Recent Decisions Increase Canada’s Appeal as a Patent Filing Jurisdiction
July 11, 2017
In recent weeks Canadian courts have been busy issuing patent-related decisions and patent filers should take notice of some interesting developments which may enhance the appeal of Canada as a filing jurisdiction.
Two decisions which were released to the public in the last two weeks make it more difficult to invalidate a Canadian patent and also highlight the potential for very large awards for patent infringement due to the availability of an “account of profits” as a remedy for patent infringement.
In late June, the Supreme Court of Canada issued a decision in AstraZeneca Canada Inc. v. Apotex Inc. 2017 SCC 36 which abandoned the “promise doctrine,” which has been used in recent years to invalidate patents in Canada. Under the promise doctrine, patents which promised more than they could provide were deemed invalid for lack of utility. The Supreme Court of Canada found that the promise doctrine is excessively onerous and that it runs counter to the scheme of the Patent Act. In rejecting the promise doctrine, the Supreme Court recognized that there is a potential for unfair consequences if the Patent Act were to be interpreted to require all uses disclosed in a patent specification to be met for a patent’s validity to be upheld. For example, under the promise doctrine, a patent that describes an otherwise useful invention could be deprived of patent protection because not every promised use was sufficiently demonstrated or soundly predicted by the filing date. The Supreme Court recognized that invalidating otherwise useful inventions under the promise doctrine would be unfair.
Most Canadian patent practitioners would likely agree that the abolishment of the promise doctrine is a welcome development that strengthens the presumption of validity for Canadian patents.
Shortly after the Supreme Court’s decision, another pro-patentee decision was released by the Federal Court in Dow Chemical Company v. Nova Chemicals Corporation, 2017 FC 637 (“Dow”). In Dow, the Federal Court awarded approximately $645 million to Dow Chemical Company for NOVA Chemicals Corporation’s infringement of Dow’s patent. This judgment is significant since it is the largest reported award for patent infringement by a Canadian court. The size of this award is significantly greater than the top awards for patent infringement in many jurisdictions around the world and is large even compared to typical awards in the United States. Indeed, despite the disparity in size between the Canada and United States markets, it appears that this award would rank among the top 20 awards for patent infringement in North America.
The large award in Dow resulted from an election by the patentee of an “accounting of profits.” In Canada, a patentee that is successful in a patent infringement proceeding can elect either damages or an accounting of the infringer’s profits. That is, the successful patentee can decide to either be made whole for the damage that they suffered due to the infringement, or they can instead elect to disgorge the infringer of all profits made from the infringement. In an earlier decision this year, the Federal Court found that the accounting of profits could also capture “springboard profits” realized by an infringer after the expiry of the patent (See Dow Chemical Company v. Nova Chemicals Corporation, 2017 FC 350). Springboard profits are profits realized after the expiry of a patent but that are attributable to the infringement. That is, springboard profits recognize that the infringer has already captured a portion of the market when the patent expires due to their infringement.

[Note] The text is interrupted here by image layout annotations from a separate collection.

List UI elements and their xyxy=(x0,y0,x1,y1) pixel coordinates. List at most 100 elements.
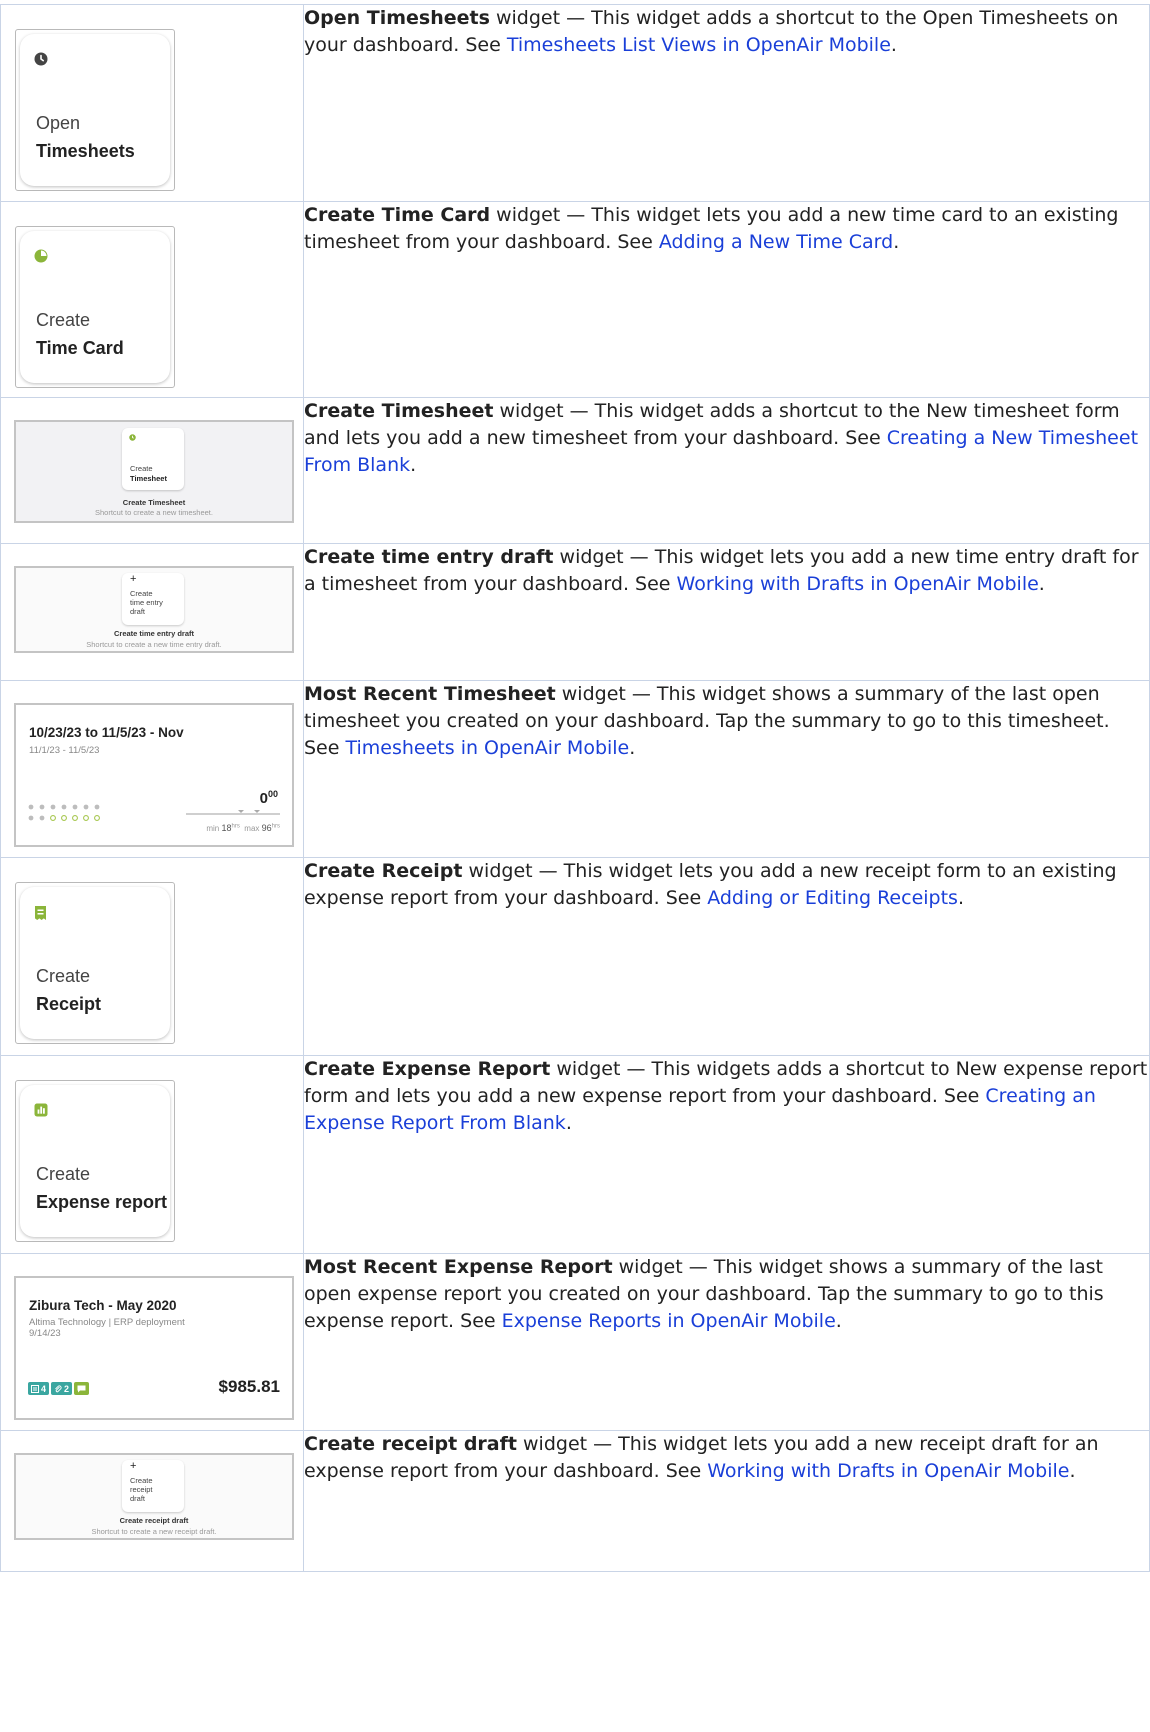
tile-line1: Open xyxy=(36,113,81,133)
description-end: . xyxy=(890,34,897,56)
comment-icon xyxy=(77,1385,86,1392)
description-end: . xyxy=(629,737,636,759)
max-value: 96 xyxy=(261,823,272,833)
widget-subcaption: Shortcut to create a new timesheet. xyxy=(95,508,213,517)
receipt-icon xyxy=(35,906,46,920)
widget-image-cell: Create Time Card xyxy=(0,201,304,398)
clock-icon xyxy=(34,52,48,66)
mini-line1: Create xyxy=(130,464,153,473)
widget-caption: Create receipt draft xyxy=(119,1516,189,1525)
expense-amount: $985.81 xyxy=(218,1377,280,1396)
tile-line1: Create xyxy=(36,310,91,330)
doc-link[interactable]: Timesheets List Views in OpenAir Mobile xyxy=(507,34,891,56)
doc-link[interactable]: Adding or Editing Receipts xyxy=(707,887,958,909)
tile-line2: Time Card xyxy=(36,338,124,358)
widget-image-cell: Create Timesheet Create Timesheet Shortc… xyxy=(0,397,304,544)
widget-image-cell: Open Timesheets xyxy=(0,4,304,202)
table-row: + Create receipt draft Create receipt dr… xyxy=(0,1430,1150,1572)
expense-report-project: Altima Technology | ERP deployment xyxy=(29,1317,185,1328)
widget-name: Open Timesheets xyxy=(304,7,490,29)
day-dots xyxy=(28,804,100,821)
timesheet-title: 10/23/23 to 11/5/23 - Nov xyxy=(29,725,184,740)
create-time-card-tile: Create Time Card xyxy=(15,226,175,388)
expense-report-date: 9/14/23 xyxy=(29,1328,61,1339)
mini-line2: time entry xyxy=(130,598,163,607)
description-end: . xyxy=(835,1310,842,1332)
widget-caption: Create Timesheet xyxy=(122,498,186,507)
widget-description: Most Recent Timesheet widget — This widg… xyxy=(303,680,1150,858)
mini-line1: Create xyxy=(130,1476,153,1485)
table-row: Open Timesheets Open Timesheets widget —… xyxy=(0,4,1150,202)
description-end: . xyxy=(410,454,417,476)
clock-icon xyxy=(129,434,136,441)
receipts-count: 4 xyxy=(41,1383,47,1394)
widget-name: Create time entry draft xyxy=(304,546,554,568)
widget-image-cell: 10/23/23 to 11/5/23 - Nov 11/1/23 - 11/5… xyxy=(0,680,304,858)
doc-link[interactable]: Working with Drafts in OpenAir Mobile xyxy=(677,573,1039,595)
widget-description: Create receipt draft widget — This widge… xyxy=(303,1430,1150,1572)
mini-tile: + Create receipt draft xyxy=(122,1460,184,1512)
widget-description: Open Timesheets widget — This widget add… xyxy=(303,4,1150,202)
max-unit: hrs xyxy=(271,823,280,830)
tile-line1: Create xyxy=(36,1164,91,1184)
table-row: + Create time entry draft Create time en… xyxy=(0,543,1150,681)
doc-link[interactable]: Adding a New Time Card xyxy=(659,231,893,253)
paperclip-icon xyxy=(55,1384,62,1392)
widget-description: Most Recent Expense Report widget — This… xyxy=(303,1253,1150,1431)
mini-line2: Timesheet xyxy=(130,474,167,483)
widget-name: Most Recent Timesheet xyxy=(304,683,556,705)
widget-image-cell: Zibura Tech - May 2020 Altima Technology… xyxy=(0,1253,304,1431)
widget-subcaption: Shortcut to create a new receipt draft. xyxy=(91,1527,217,1536)
min-label: min xyxy=(206,824,220,833)
mini-line3: draft xyxy=(130,607,146,616)
table-row: Create Timesheet Create Timesheet Shortc… xyxy=(0,397,1150,544)
max-label: max xyxy=(244,824,260,833)
timesheet-dates: 11/1/23 - 11/5/23 xyxy=(29,745,100,756)
description-end: . xyxy=(893,231,900,253)
widget-image-cell: Create Receipt xyxy=(0,857,304,1056)
tile-line2: Expense report xyxy=(36,1192,168,1212)
widget-name: Create Time Card xyxy=(304,204,491,226)
widget-description: Create time entry draft widget — This wi… xyxy=(303,543,1150,681)
widget-description: Create Expense Report widget — This widg… xyxy=(303,1055,1150,1254)
tile-line1: Create xyxy=(36,966,91,986)
expense-badges: 4 2 xyxy=(28,1382,90,1395)
receipt-icon xyxy=(31,1384,39,1393)
table-row: 10/23/23 to 11/5/23 - Nov 11/1/23 - 11/5… xyxy=(0,680,1150,858)
hours-value: 0 xyxy=(259,790,268,807)
widget-name: Create Timesheet xyxy=(304,400,494,422)
widget-description: Create Timesheet widget — This widget ad… xyxy=(303,397,1150,544)
hours-range: min 18hrs max 96hrs xyxy=(206,823,280,833)
doc-link[interactable]: Expense Reports in OpenAir Mobile xyxy=(502,1310,836,1332)
attachments-badge: 2 xyxy=(51,1382,73,1395)
widget-description: Create Time Card widget — This widget le… xyxy=(303,201,1150,398)
doc-link[interactable]: Timesheets in OpenAir Mobile xyxy=(345,737,629,759)
widget-image-cell: Create Expense report xyxy=(0,1055,304,1254)
widget-name: Create Receipt xyxy=(304,860,463,882)
description-end: . xyxy=(1038,573,1045,595)
tile-line2: Receipt xyxy=(36,994,102,1014)
widget-description: Create Receipt widget — This widget lets… xyxy=(303,857,1150,1056)
create-receipt-tile: Create Receipt xyxy=(15,882,175,1044)
expense-report-title: Zibura Tech - May 2020 xyxy=(29,1298,177,1313)
widgets-table: Open Timesheets Open Timesheets widget —… xyxy=(0,4,1150,1572)
description-end: . xyxy=(957,887,964,909)
create-time-entry-draft-screenshot: + Create time entry draft Create time en… xyxy=(14,566,294,653)
plus-icon: + xyxy=(130,1460,137,1472)
min-unit: hrs xyxy=(231,823,240,830)
widget-name: Create Expense Report xyxy=(304,1058,551,1080)
pie-clock-icon xyxy=(34,249,48,263)
mini-tile: + Create time entry draft xyxy=(122,573,184,625)
recent-timesheet-card: 10/23/23 to 11/5/23 - Nov 11/1/23 - 11/5… xyxy=(14,703,294,847)
receipts-badge: 4 xyxy=(28,1382,50,1395)
tile-line2: Timesheets xyxy=(36,141,135,161)
doc-link[interactable]: Working with Drafts in OpenAir Mobile xyxy=(707,1460,1069,1482)
table-row: Zibura Tech - May 2020 Altima Technology… xyxy=(0,1253,1150,1431)
widget-image-cell: + Create time entry draft Create time en… xyxy=(0,543,304,681)
create-receipt-draft-screenshot: + Create receipt draft Create receipt dr… xyxy=(14,1453,294,1540)
table-row: Create Expense report Create Expense Rep… xyxy=(0,1055,1150,1254)
hours-total: 000 xyxy=(260,789,278,807)
recent-expense-report-card: Zibura Tech - May 2020 Altima Technology… xyxy=(14,1276,294,1420)
expense-report-icon xyxy=(34,1103,48,1117)
widget-name: Create receipt draft xyxy=(304,1433,517,1455)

In the United States, the option of an accounting of profits was dropped as a remedy for patent infringement of a utility patent in 1946. However, the option remains for a U.S. design patent. This provision was highlighted in the long-running dispute between Apple and Samsung where a federal jury awarded Apple $399 million for infringement of a design patent and many have already recognized the value of having the option to elect an accounting of profits. In some circumstances, an accounting of an infringer’s profits can lead to an award which far exceeds the award that would be available if damages were the only remedy.
For those not already filing in Canada, the availability of an accounting of profits for infringement of utility patents and the strengthened presumption of validity in Canada should make global patent filers seriously consider adding Canada to their list of filing jurisdictions.